"Oh?"
And Alexina, knew that he had never mentioned that visit.
"But he looks much much older."
"He did before he left. That horrible experience of his seemed to prey on him more and more.
"Oh."
He had not looked a day over twenty-three on that afternoon at Eincona, two weeks after the fire.
Alexina replaced the picture, then turned to her sister-in-law with a coaxing smile. "Are you engaged? It would be too romantic. Do tell me."
"No," said Gora, shortly. "We are not engaged. Good friends, that is all, and write occasionally."
"Well, he must be very much interested—and you must be a very interesting correspondent, Gora dear! Is he? Interesting, I mean. What does he do, anyhow? I have a vague remembrance that he said something about the army."

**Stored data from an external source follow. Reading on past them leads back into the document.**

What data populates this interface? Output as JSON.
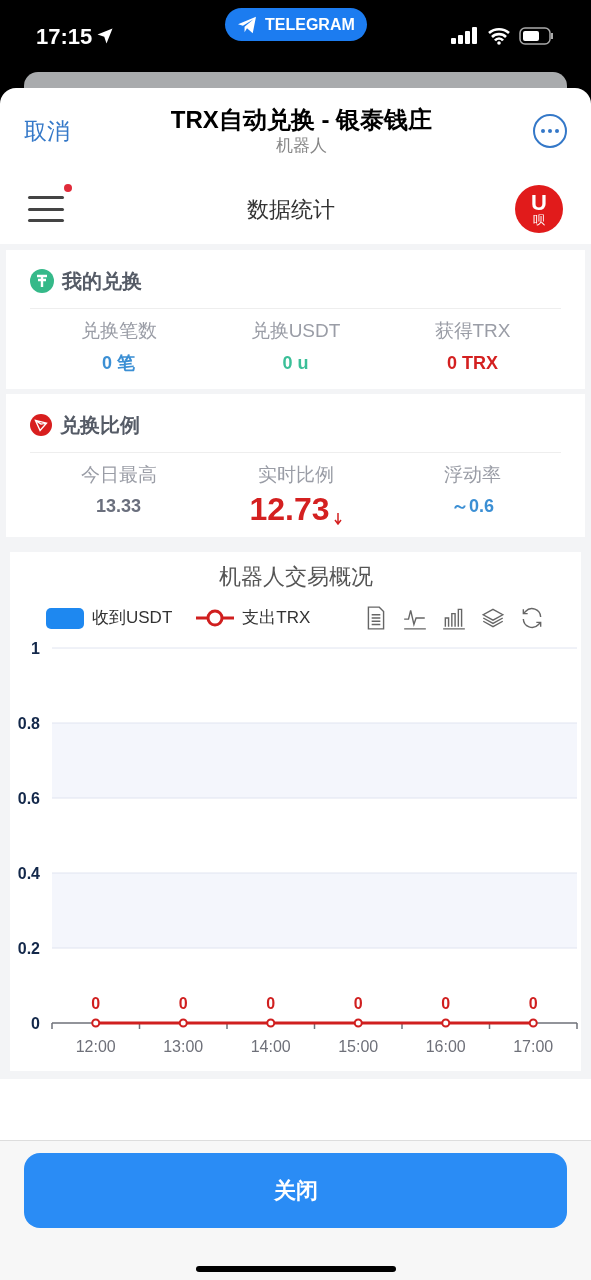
{
  "status_bar": {
    "time": "17:15",
    "pill": "TELEGRAM"
  },
  "sheet": {
    "cancel": "取消",
    "title": "TRX自动兑换 - 银泰钱庄",
    "subtitle": "机器人"
  },
  "nav": {
    "title": "数据统计",
    "menu_badge": true,
    "logo_text": "U",
    "logo_sub": "呗"
  },
  "my_exchange": {
    "title": "我的兑换",
    "stats": [
      {
        "label": "兑换笔数",
        "value": "0 笔",
        "color": "#3b8fd4"
      },
      {
        "label": "兑换USDT",
        "value": "0 u",
        "color": "#3bbf98"
      },
      {
        "label": "获得TRX",
        "value": "0 TRX",
        "color": "#d42020"
      }
    ]
  },
  "ratio": {
    "title": "兑换比例",
    "stats": [
      {
        "label": "今日最高",
        "value": "13.33",
        "kind": "plain"
      },
      {
        "label": "实时比例",
        "value": "12.73",
        "kind": "down"
      },
      {
        "label": "浮动率",
        "value": "～0.6",
        "kind": "rate"
      }
    ]
  },
  "chart": {
    "chart_data": {
      "type": "line",
      "title": "机器人交易概况",
      "categories": [
        "12:00",
        "13:00",
        "14:00",
        "15:00",
        "16:00",
        "17:00"
      ],
      "series": [
        {
          "name": "收到USDT",
          "color": "#1e88f0",
          "values": [
            null,
            null,
            null,
            null,
            null,
            null
          ]
        },
        {
          "name": "支出TRX",
          "color": "#d01f1f",
          "marker": "circle",
          "values": [
            0,
            0,
            0,
            0,
            0,
            0
          ]
        }
      ],
      "ylim": [
        0,
        1
      ],
      "yticks": [
        0,
        0.2,
        0.4,
        0.6,
        0.8,
        1
      ],
      "grid": true,
      "data_labels": true
    }
  },
  "close_button": "关闭"
}
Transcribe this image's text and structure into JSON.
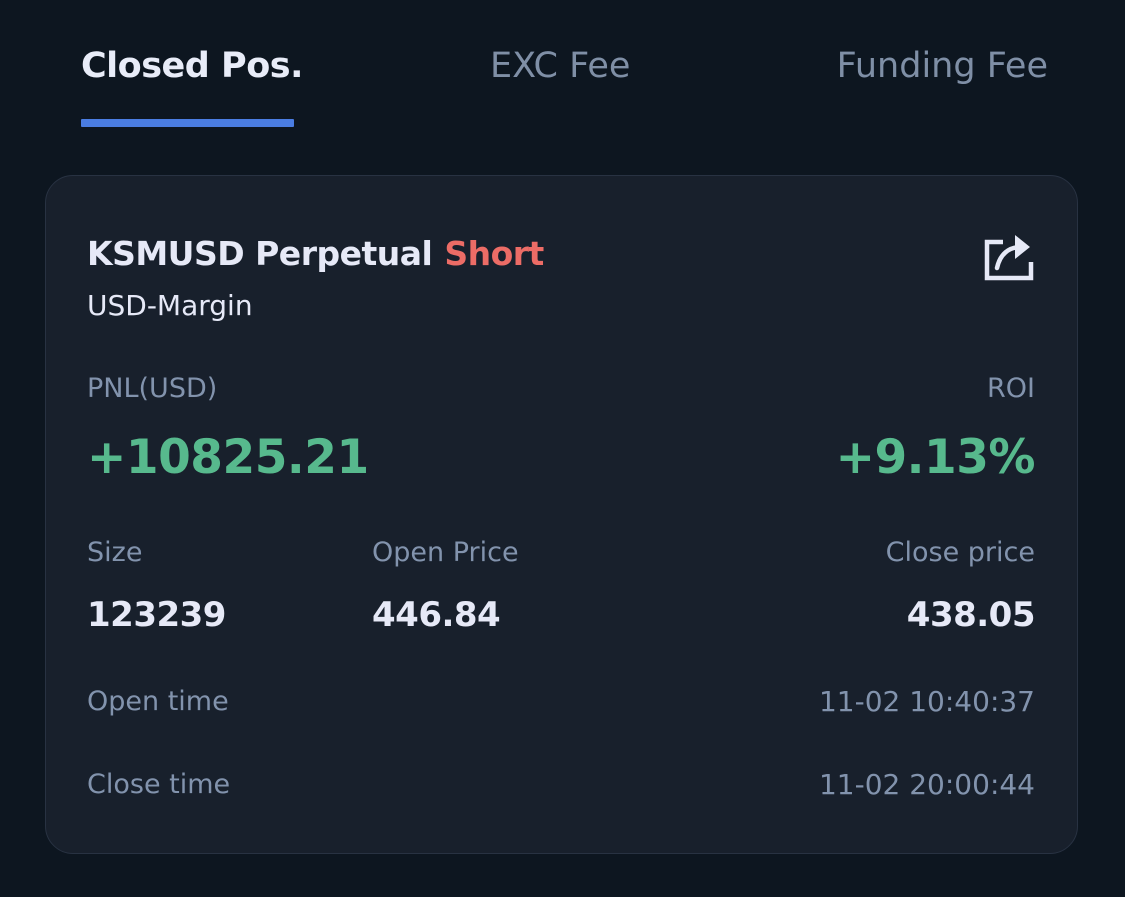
{
  "tabs": [
    {
      "label": "Closed Pos.",
      "active": true
    },
    {
      "label": "EXC Fee",
      "active": false
    },
    {
      "label": "Funding Fee",
      "active": false
    }
  ],
  "position": {
    "symbol": "KSMUSD Perpetual",
    "side": "Short",
    "margin_type": "USD-Margin",
    "share_icon": "share-icon",
    "pnl_label": "PNL(USD)",
    "pnl_value": "+10825.21",
    "roi_label": "ROI",
    "roi_value": "+9.13%",
    "size_label": "Size",
    "size_value": "123239",
    "open_price_label": "Open Price",
    "open_price_value": "446.84",
    "close_price_label": "Close price",
    "close_price_value": "438.05",
    "open_time_label": "Open time",
    "open_time_value": "11-02 10:40:37",
    "close_time_label": "Close time",
    "close_time_value": "11-02 20:00:44"
  },
  "colors": {
    "background": "#0d1620",
    "card": "#18202c",
    "accent": "#4a7de2",
    "profit": "#57b98d",
    "short": "#ec6c66"
  }
}
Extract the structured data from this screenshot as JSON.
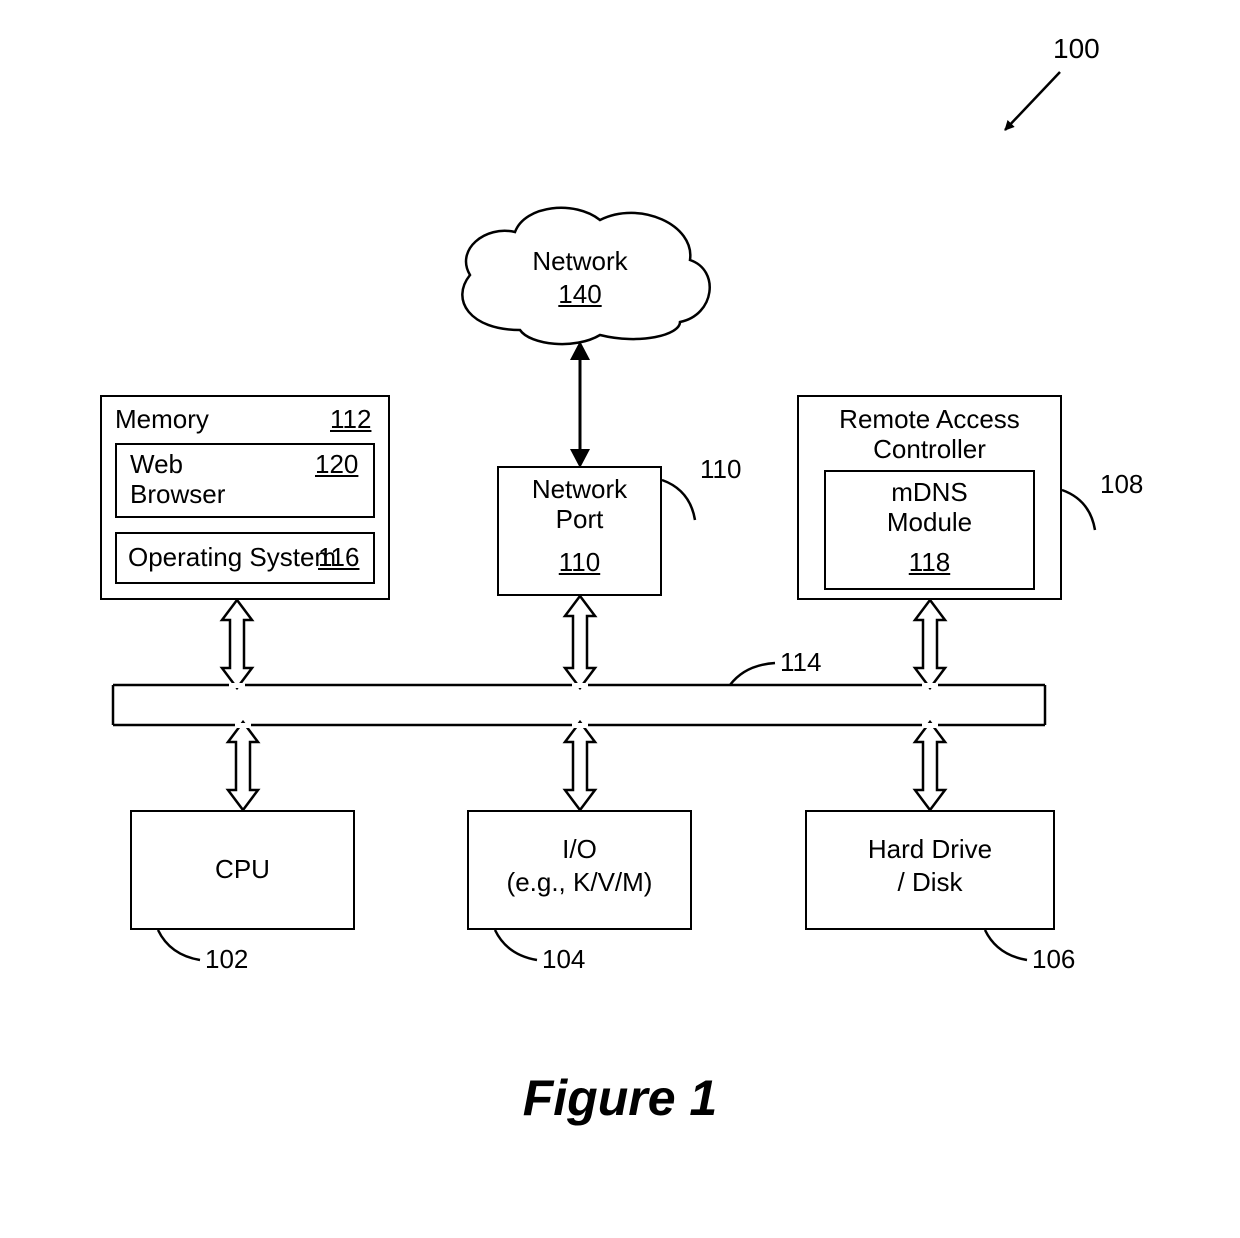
{
  "figure": {
    "title": "Figure 1",
    "overall_ref": "100"
  },
  "network": {
    "label": "Network",
    "ref": "140"
  },
  "network_port": {
    "label1": "Network",
    "label2": "Port",
    "ref": "110",
    "leader_ref": "110"
  },
  "memory": {
    "label": "Memory",
    "ref": "112",
    "web_browser": {
      "label1": "Web",
      "label2": "Browser",
      "ref": "120"
    },
    "os": {
      "label": "Operating System",
      "ref": "116"
    }
  },
  "rac": {
    "label1": "Remote Access",
    "label2": "Controller",
    "leader_ref": "108",
    "mdns": {
      "label1": "mDNS",
      "label2": "Module",
      "ref": "118"
    }
  },
  "cpu": {
    "label": "CPU",
    "leader_ref": "102"
  },
  "io": {
    "label1": "I/O",
    "label2": "(e.g., K/V/M)",
    "leader_ref": "104"
  },
  "hdd": {
    "label1": "Hard Drive",
    "label2": "/ Disk",
    "leader_ref": "106"
  },
  "bus": {
    "leader_ref": "114"
  }
}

"He was in the army, the Grenadier Guards. But he has resigned and gone into business with a cousin of his in Lancashire. He wrote me—oh, it must be nearly two years ago—that if there should be a war he would enlist as a matter of course, but as there was no prospect of any, and he was sick of idleness—his good middle-class energetic blood asserting itself, he said,—he was going to amuse himself with work, incidentally try to make a fortune. His mother left a good deal of money, but there are several children and I guess the present earl needs most of it to keep up his estates, to say nothing of his position. Fotten law, that—entail, I mean."